Real-Time Collaboration - Past, Present and Future

Real-Time Collaboration - past, present and future

B. Aldred, H. Lambert, D. Mitchell and Amane Nakajima

1. INTRODUCTION

Beginning in the late 1980’s, the IBM laboratories in Hursley, UK and Tokyo, Japan first started developing systems for remote, real-time collaboration. Although there were differences in focus, both involved the idea of "What You See Is What I See" (WYSIWIS) window sharing using a shared whiteboard supporting image annotation and telepointers, coupled with the use of real-time digital video. These common requirements led to various collaborations between the two laboratories which have continued to the present day.

2. EARLY WORK

One of the early systems developed at Hursley, P2P1, was demonstrated at Telecom 91. This system ran under OS/2 and supported two-way calls over ISDN or NETBIOS, with optional video provided by Action Media (DVI) cards to handle real-time video compression and decompression, (up to 15 frames a second over LANs being possible). The shared whiteboard application allowed an image to be annotated, using simple “paint” tools in a non-destructive fashion, as well as telepointing. A simple file transfer mechanism and text chat facility were also provided. This system was used quite widely both inside and outside IBM to gain experience and to identify and understand some of the problems and issues involved. We quickly discovered that the social and user interface problems are at least as difficult as the communications and computing ones14.

Although the bandwidth requirements are not great and DVI could capture and output digital audio, no attempt was made to integrate digital audio in these early systems because of the glitches that occurred when users invoked some cpu-intensive operation such as loading a new image into the whiteboard or starting up another application. While freezing of video in such situations is acceptable to users, break-up and loss of audio is not. We did however develop a variant that supported analog audio and video links, using the IBM M-Motion card.

The Tokyo remote presentation system7,8 provided very similar features. Although its design was specifically oriented to allow one person, the presenter, to present a set of “slides” to another, both parties could annotate and point to the shared image.

The success of these first systems led Hursley to develop an IBM product, Person-to-Person, which extended the ideas behind P2P in several ways:

· it supported multiple, multi-way calls

· it ran on several different operating systems (Windows and AIX as well as OS/2)

· it supported a wider range of communications protocols (TCP/IP and ASYNC as well as ISDN and NETBIOS) and more flexible support for video.

This support for what might be called heterogeneous calls, where the various parties can have widely different hardware and software, is one of the main distinguishing features of our approach to collaboration.
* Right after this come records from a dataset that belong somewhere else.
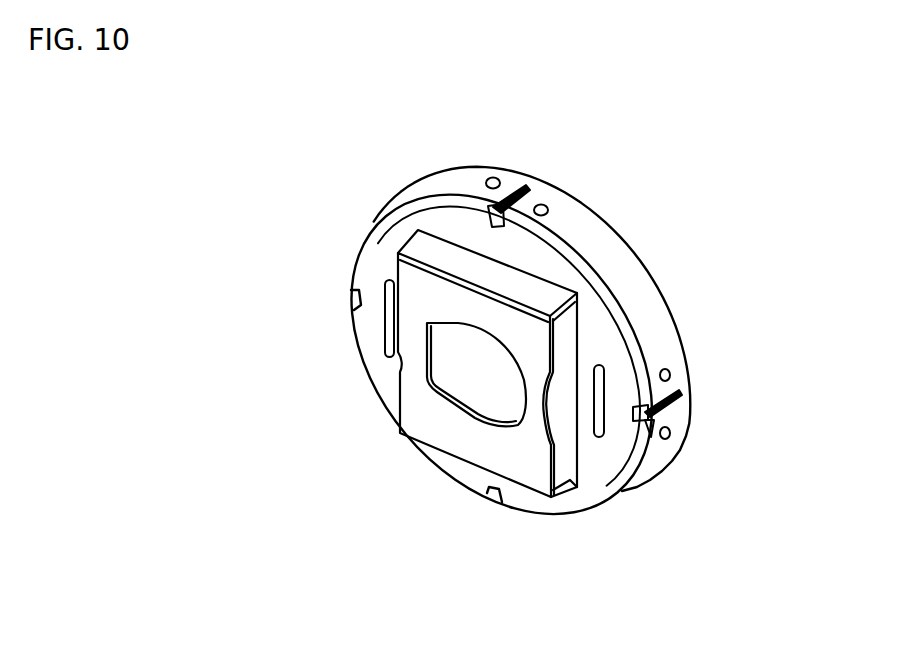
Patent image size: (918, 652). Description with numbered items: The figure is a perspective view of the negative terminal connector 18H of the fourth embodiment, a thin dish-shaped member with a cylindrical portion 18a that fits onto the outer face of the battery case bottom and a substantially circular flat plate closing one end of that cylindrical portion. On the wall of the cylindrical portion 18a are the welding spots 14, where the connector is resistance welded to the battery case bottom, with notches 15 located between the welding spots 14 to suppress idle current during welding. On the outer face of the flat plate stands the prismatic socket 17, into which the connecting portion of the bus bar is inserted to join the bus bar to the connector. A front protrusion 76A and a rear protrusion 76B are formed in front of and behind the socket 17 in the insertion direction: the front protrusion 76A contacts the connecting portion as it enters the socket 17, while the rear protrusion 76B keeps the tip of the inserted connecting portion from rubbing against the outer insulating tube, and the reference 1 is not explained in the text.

The front face of mounting ring 1 is at (599, 480).
The welding spots 14 is at (543, 206).
The notches 15 is at (492, 207).
The prismatic socket 17 is at (467, 452).
The negative terminal connector 18H is at (662, 250).
The cylindrical portion 18a is at (653, 336).
The front protrusion 76A is at (385, 318).
The rear protrusion 76B is at (604, 430).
A typical example of such a call is shown in figure 1.

Figure 1. A Call involving 4 nodes and 3 networks

These early systems, at least at Hursley, were characterised by an informal, casual view of collaboration, based on the metaphor of a (multi-party) telephone call, and although they have proved popular with users they do not satisfy all requirements. For example, asymmetric forms of collaboration in which everybody is not equal, such as remote consultations and distance learning as well as chaired, formal meetings don’t fit such a simplistic model.
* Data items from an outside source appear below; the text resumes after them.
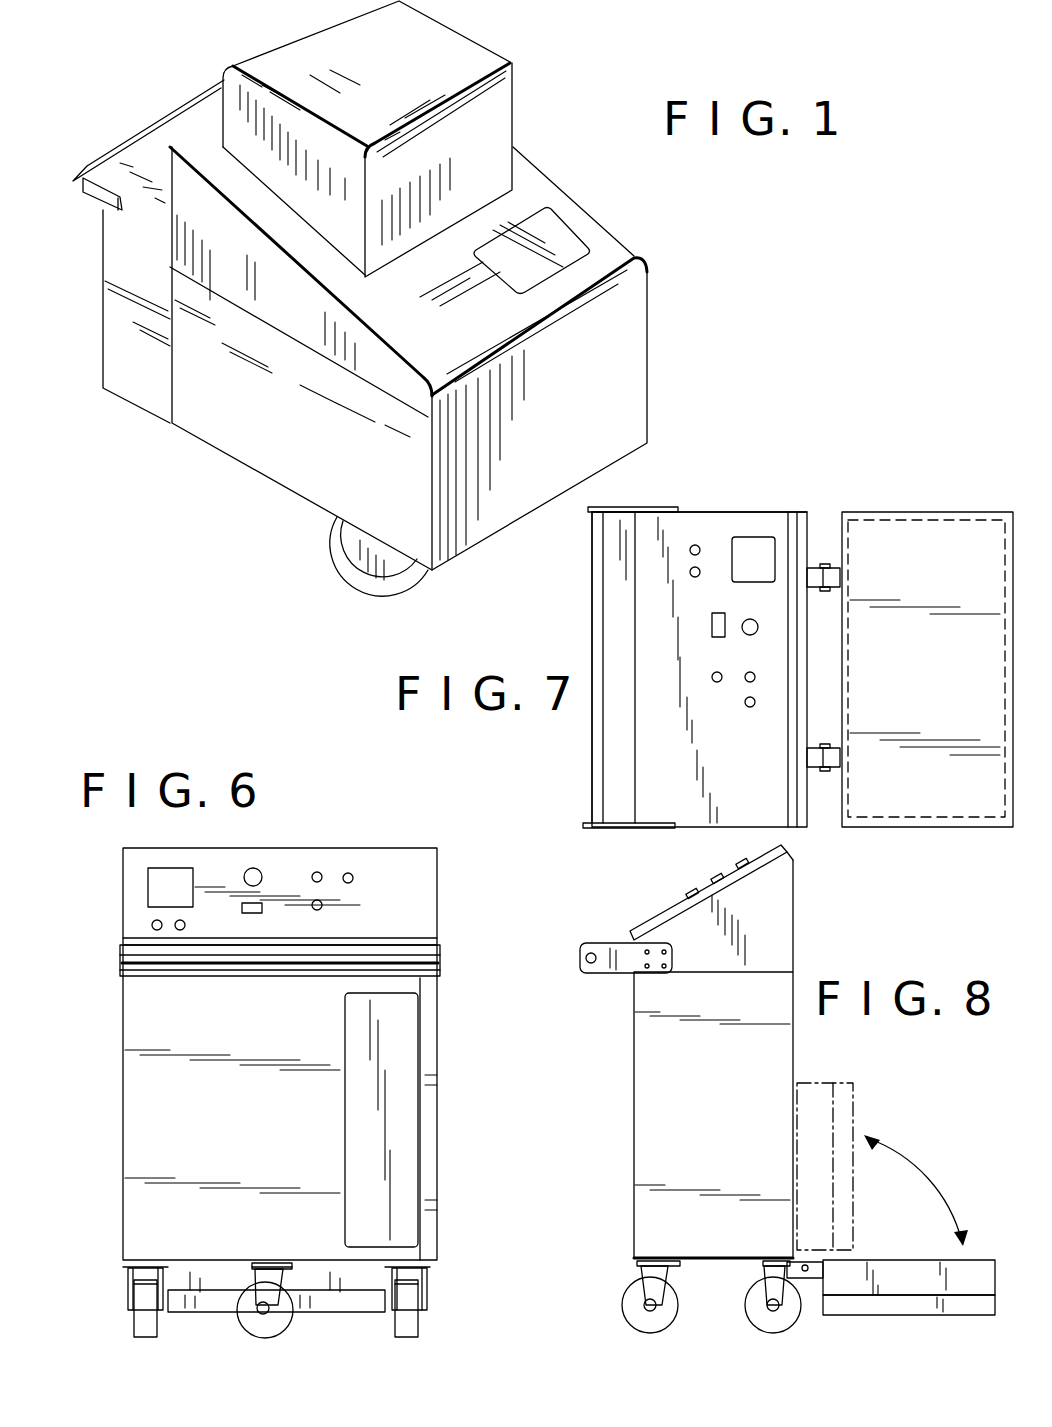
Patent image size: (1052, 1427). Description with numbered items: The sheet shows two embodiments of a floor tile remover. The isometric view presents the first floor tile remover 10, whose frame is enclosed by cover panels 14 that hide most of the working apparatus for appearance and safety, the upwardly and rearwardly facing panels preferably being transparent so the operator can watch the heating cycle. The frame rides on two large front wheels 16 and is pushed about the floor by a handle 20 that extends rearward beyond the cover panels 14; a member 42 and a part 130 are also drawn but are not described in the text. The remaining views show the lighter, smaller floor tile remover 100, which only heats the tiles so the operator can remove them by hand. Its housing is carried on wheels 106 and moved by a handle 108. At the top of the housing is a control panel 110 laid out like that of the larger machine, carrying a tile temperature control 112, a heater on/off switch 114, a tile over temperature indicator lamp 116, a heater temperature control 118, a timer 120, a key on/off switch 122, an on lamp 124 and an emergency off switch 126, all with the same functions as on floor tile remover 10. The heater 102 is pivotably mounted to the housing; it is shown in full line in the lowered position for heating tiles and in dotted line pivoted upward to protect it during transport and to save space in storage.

In FIG. 1, the floor tile remover 10 is at (603, 209).
In FIG. 1, the cover panels 14 is at (615, 365).
In FIG. 1, the front wheels 16 is at (372, 558).
In FIG. 1, the handle 20 is at (125, 260).
In FIG. 1, the handle 42 is at (170, 123).
In FIG. 7, the floor tile remover 100 is at (836, 506).
In FIG. 6, the floor tile remover 100 is at (443, 1114).
In FIG. 8, the floor tile remover 100 is at (806, 956).
In FIG. 7, the heater 102 is at (970, 510).
In FIG. 8, the heater 102 is at (920, 1280).
In FIG. 6, the wheels 106 is at (247, 1280).
In FIG. 7, the handle 108 is at (596, 597).
In FIG. 6, the handle 108 is at (153, 965).
In FIG. 8, the handle 108 is at (592, 966).
In FIG. 7, the control panel 110 is at (718, 512).
In FIG. 8, the control panel 110 is at (652, 920).
In FIG. 7, the tile temperature control 112 is at (752, 537).
In FIG. 6, the tile temperature control 112 is at (160, 877).
In FIG. 7, the heater on/off switch 114 is at (700, 547).
In FIG. 6, the heater on/off switch 114 is at (153, 922).
In FIG. 7, the tile over temperature indicator lamp 116 is at (690, 572).
In FIG. 6, the tile over temperature indicator lamp 116 is at (176, 928).
In FIG. 7, the heater temperature control 118 is at (758, 627).
In FIG. 6, the heater temperature control 118 is at (245, 873).
In FIG. 7, the timer 120 is at (710, 630).
In FIG. 6, the timer 120 is at (265, 906).
In FIG. 7, the key on/off switch 122 is at (756, 677).
In FIG. 6, the key on/off switch 122 is at (313, 873).
In FIG. 7, the on lamp 124 is at (717, 683).
In FIG. 6, the on lamp 124 is at (319, 900).
In FIG. 7, the emergency off switch 126 is at (756, 702).
In FIG. 6, the emergency off switch 126 is at (350, 873).
In FIG. 8, the shelf 130 is at (887, 1305).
Similarly, although we built special versions to support simple touch-screen kiosk systems, designed for use in stores, banks or exhibitions and experimented with a alternative user interfaces and applications, such customisation could only be carried out by changing the source code.

3. CURRENT SYSTEMS AND THE LAKES ARCHITECTURE

From this experience, we developed a clearer view of the requirements that we wanted satisfy in our next generation of collaborative systems. First was the need to allow applications to be unaware of the physical network and hence allow the network to be modifiable without having to make application changes. This allows the development of intelligent networks which support quality of service negotiation and make dynamic decisions about traffic routing using intelligent gateways and routers, well as providing related services such as data serialisation, synchronisation of related streams, compression and encryption.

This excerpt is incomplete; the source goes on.